Available studies show that the public also adopted an instrumental relationship with the law. Koğacıoğlu's ethnography on the everyday life of the law at an Istanbul court showed that the urban poor, even when they were not completely sure about the language or the promise of the law, did not hesitate to mobilize their rights when they thought it would benefit them. Neither befuddled with its glorious promises, nor angered with its perpetual failures, Koğacıoğlu argues that the urban poor in Istanbul went to the courts when they saw an advantage.

What changed in the 21st century with AKP's rise was the abandonment of the facade. The Republican elite in its last-minute efforts to block AKP, and AKP after its victory in eliminating the last remnants of that elite, stopped bothering about sustaining even the image of the rule of law. The list of the legal atrocities would take pages, but the bogus decision of the High Election Board at the recent referendum is a perfect example. Even though AKP still pays lip service to the rule of law, it practically and obviously defies it almost daily. The Emergency Rule that was declared after the coup attempt in July 2016 was perhaps the last nail in the coffin.

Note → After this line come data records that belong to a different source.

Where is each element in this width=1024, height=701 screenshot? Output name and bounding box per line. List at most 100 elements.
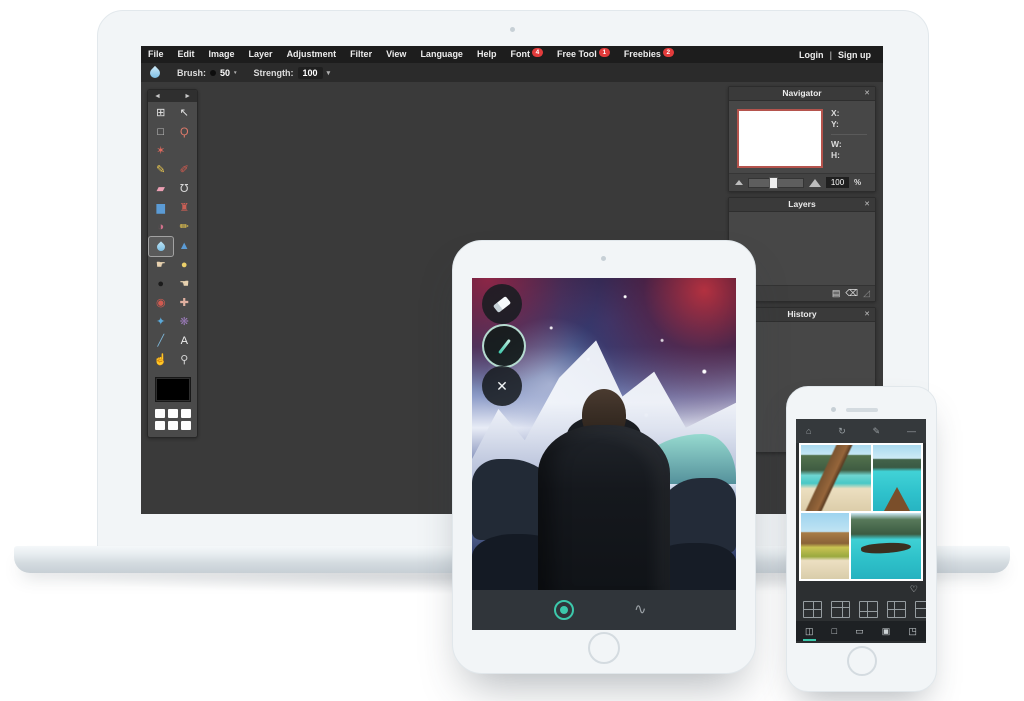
- bucket-tool[interactable]: ℧: [173, 180, 197, 199]
- color-replace-tool-icon: ◑: [157, 218, 164, 237]
- doodle-button[interactable]: ∿: [634, 600, 647, 620]
- tablet-home-button[interactable]: [588, 632, 620, 664]
- photo-boat-bow[interactable]: [873, 445, 921, 511]
- close-icon[interactable]: ✕: [864, 308, 870, 321]
- palette-next-icon[interactable]: ►: [184, 93, 191, 100]
- menu-items: FileEditImageLayerAdjustmentFilterView La…: [141, 49, 681, 60]
- merge-layer-icon[interactable]: ▤: [832, 288, 841, 299]
- move-tool[interactable]: ↖: [173, 104, 197, 123]
- type-tool-icon: A: [181, 332, 188, 351]
- zoom-in-icon[interactable]: [809, 179, 821, 187]
- zoom-value[interactable]: 100: [826, 177, 849, 188]
- palette-prev-icon[interactable]: ◄: [154, 93, 161, 100]
- menu-file[interactable]: File: [141, 49, 171, 60]
- photo-coconuts-beach[interactable]: [801, 513, 849, 579]
- menu-free-tool[interactable]: Free Tool1: [550, 49, 617, 60]
- sponge-tool[interactable]: ☚: [173, 275, 197, 294]
- hand-tool[interactable]: ☝: [149, 351, 173, 370]
- tab-filters[interactable]: ▣: [879, 625, 894, 638]
- color-replace-tool[interactable]: ◑: [149, 218, 173, 237]
- refresh-icon[interactable]: ↻: [838, 426, 846, 437]
- more-icon[interactable]: —: [907, 426, 916, 436]
- palette-mini-grid[interactable]: [155, 409, 191, 430]
- crop-tool[interactable]: ⊞: [149, 104, 173, 123]
- pencil-tool[interactable]: ✎: [149, 161, 173, 180]
- clone-stamp-tool[interactable]: ♜: [173, 199, 197, 218]
- menu-font[interactable]: Font4: [503, 49, 550, 60]
- menu-label: Freebies: [624, 49, 661, 59]
- login-link[interactable]: Login: [799, 50, 824, 60]
- menu-image[interactable]: Image: [202, 49, 242, 60]
- spot-heal-tool[interactable]: ✚: [173, 294, 197, 313]
- desktop-background: FileEditImageLayerAdjustmentFilterView La…: [0, 0, 1024, 701]
- layout-option-split-top[interactable]: [831, 601, 850, 618]
- menu-adjustment[interactable]: Adjustment: [280, 49, 344, 60]
- menu-language[interactable]: Language: [413, 49, 470, 60]
- bloat-tool[interactable]: ✦: [149, 313, 173, 332]
- burn-tool[interactable]: ●: [149, 275, 173, 294]
- red-eye-tool[interactable]: ◉: [149, 294, 173, 313]
- strength-dropdown-icon[interactable]: ▾: [327, 69, 331, 77]
- close-icon[interactable]: ✕: [864, 87, 870, 100]
- eraser-button[interactable]: [482, 284, 522, 324]
- drawing-tool[interactable]: ✏: [173, 218, 197, 237]
- brush-tool[interactable]: ✐: [173, 161, 197, 180]
- tab-single[interactable]: □: [829, 625, 840, 637]
- strength-option[interactable]: Strength: 100 ▾: [254, 67, 331, 79]
- brush-option[interactable]: Brush: 50 ▾: [177, 68, 237, 78]
- photo-lagoon-boat[interactable]: [851, 513, 921, 579]
- color-swatch[interactable]: [155, 377, 191, 402]
- menu-label: Language: [420, 49, 463, 59]
- layout-option-grid-mixed[interactable]: [915, 601, 926, 618]
- dodge-tool[interactable]: ●: [173, 256, 197, 275]
- close-button[interactable]: ✕: [482, 366, 522, 406]
- zoom-out-icon[interactable]: [735, 180, 743, 185]
- layout-option-grid-2x2[interactable]: [803, 601, 822, 618]
- target-button[interactable]: [554, 600, 574, 620]
- smudge-tool[interactable]: ☛: [149, 256, 173, 275]
- menu-edit[interactable]: Edit: [171, 49, 202, 60]
- wand-tool[interactable]: ✶: [149, 142, 173, 161]
- heart-icon[interactable]: ♡: [910, 584, 918, 595]
- type-tool[interactable]: A: [173, 332, 197, 351]
- tab-collage[interactable]: ◫: [802, 625, 817, 638]
- home-icon[interactable]: ⌂: [806, 426, 811, 436]
- close-icon[interactable]: ✕: [864, 198, 870, 211]
- marquee-tool[interactable]: □: [149, 123, 173, 142]
- menu-help[interactable]: Help: [470, 49, 504, 60]
- menu-view[interactable]: View: [379, 49, 413, 60]
- color-picker-tool[interactable]: ╱: [149, 332, 173, 351]
- brush-button[interactable]: [482, 324, 526, 368]
- layout-option-left-column[interactable]: [887, 601, 906, 618]
- zoom-tool[interactable]: ⚲: [173, 351, 197, 370]
- menu-freebies[interactable]: Freebies2: [617, 49, 681, 60]
- sharpen-tool[interactable]: ▲: [173, 237, 197, 256]
- navigator-header[interactable]: Navigator ✕: [729, 87, 875, 101]
- zoom-slider[interactable]: [748, 178, 804, 188]
- zoom-slider-handle[interactable]: [769, 177, 778, 189]
- panel-resize-icon[interactable]: ◿: [863, 288, 870, 299]
- signup-link[interactable]: Sign up: [838, 50, 871, 60]
- layers-header[interactable]: Layers ✕: [729, 198, 875, 212]
- tab-frames[interactable]: ▭: [852, 625, 867, 638]
- pinch-tool[interactable]: ❋: [173, 313, 197, 332]
- smudge-tool-icon: ☛: [156, 256, 166, 275]
- menu-layer[interactable]: Layer: [242, 49, 280, 60]
- layout-option-split-left[interactable]: [859, 601, 878, 618]
- brush-dropdown-icon[interactable]: ▾: [234, 71, 237, 75]
- phone-home-button[interactable]: [847, 646, 877, 676]
- hand-tool-icon: ☝: [154, 351, 168, 370]
- burn-tool-icon: ●: [157, 275, 164, 294]
- tablet-photo-canvas[interactable]: ✕: [472, 278, 736, 590]
- gradient-tool[interactable]: ▆: [149, 199, 173, 218]
- navigator-preview[interactable]: [737, 109, 823, 168]
- eraser-tool[interactable]: ▰: [149, 180, 173, 199]
- photo-beach-boats[interactable]: [801, 445, 871, 511]
- blur-tool[interactable]: [149, 237, 173, 256]
- menu-filter[interactable]: Filter: [343, 49, 379, 60]
- menu-label: Free Tool: [557, 49, 597, 59]
- delete-layer-icon[interactable]: ⌫: [845, 288, 858, 299]
- tab-stickers[interactable]: ◳: [905, 625, 920, 638]
- lasso-tool[interactable]: Ϙ: [173, 123, 197, 142]
- edit-icon[interactable]: ✎: [873, 426, 881, 437]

This leaves us at a dead end for prospects of democracy and the rule of law in Turkey. The rigid rejection of the old Republican elite in opening up the political arena for the "uneducated masses" was simply disgusting, yet hope remained as naive social scientists, such as myself, pointed at the facade that was the rule of law and identified it as slow institutionalization. When AKP dismantled the old elite and established its own rule, the premise of the center-periphery dichotomy did not change. Now we are ruled by another center that imposes its own order top-down. The history of counter-majoritarianism in Turkey ended with majority rule that imitates the authority structure of the regime it had conquered. The cultural divide remains. However, this time it seems that the new center has merged the state with the just and the pious, but left the rule of law aside, as it had become redundant. The new center does not need the facade of the rule of law to sustain legitimacy. It inherently represents the just and the pious.

We live at very sad and dangerous times. I am pathetically mourning for the loss of a facade. However, without the facade of the rule of law, we remain 50%-50%  divided with no immediate common ground to bridge the cultural gap. This is where two centuries of top-down modernization that could not instill a sense of legitimacy leaves us.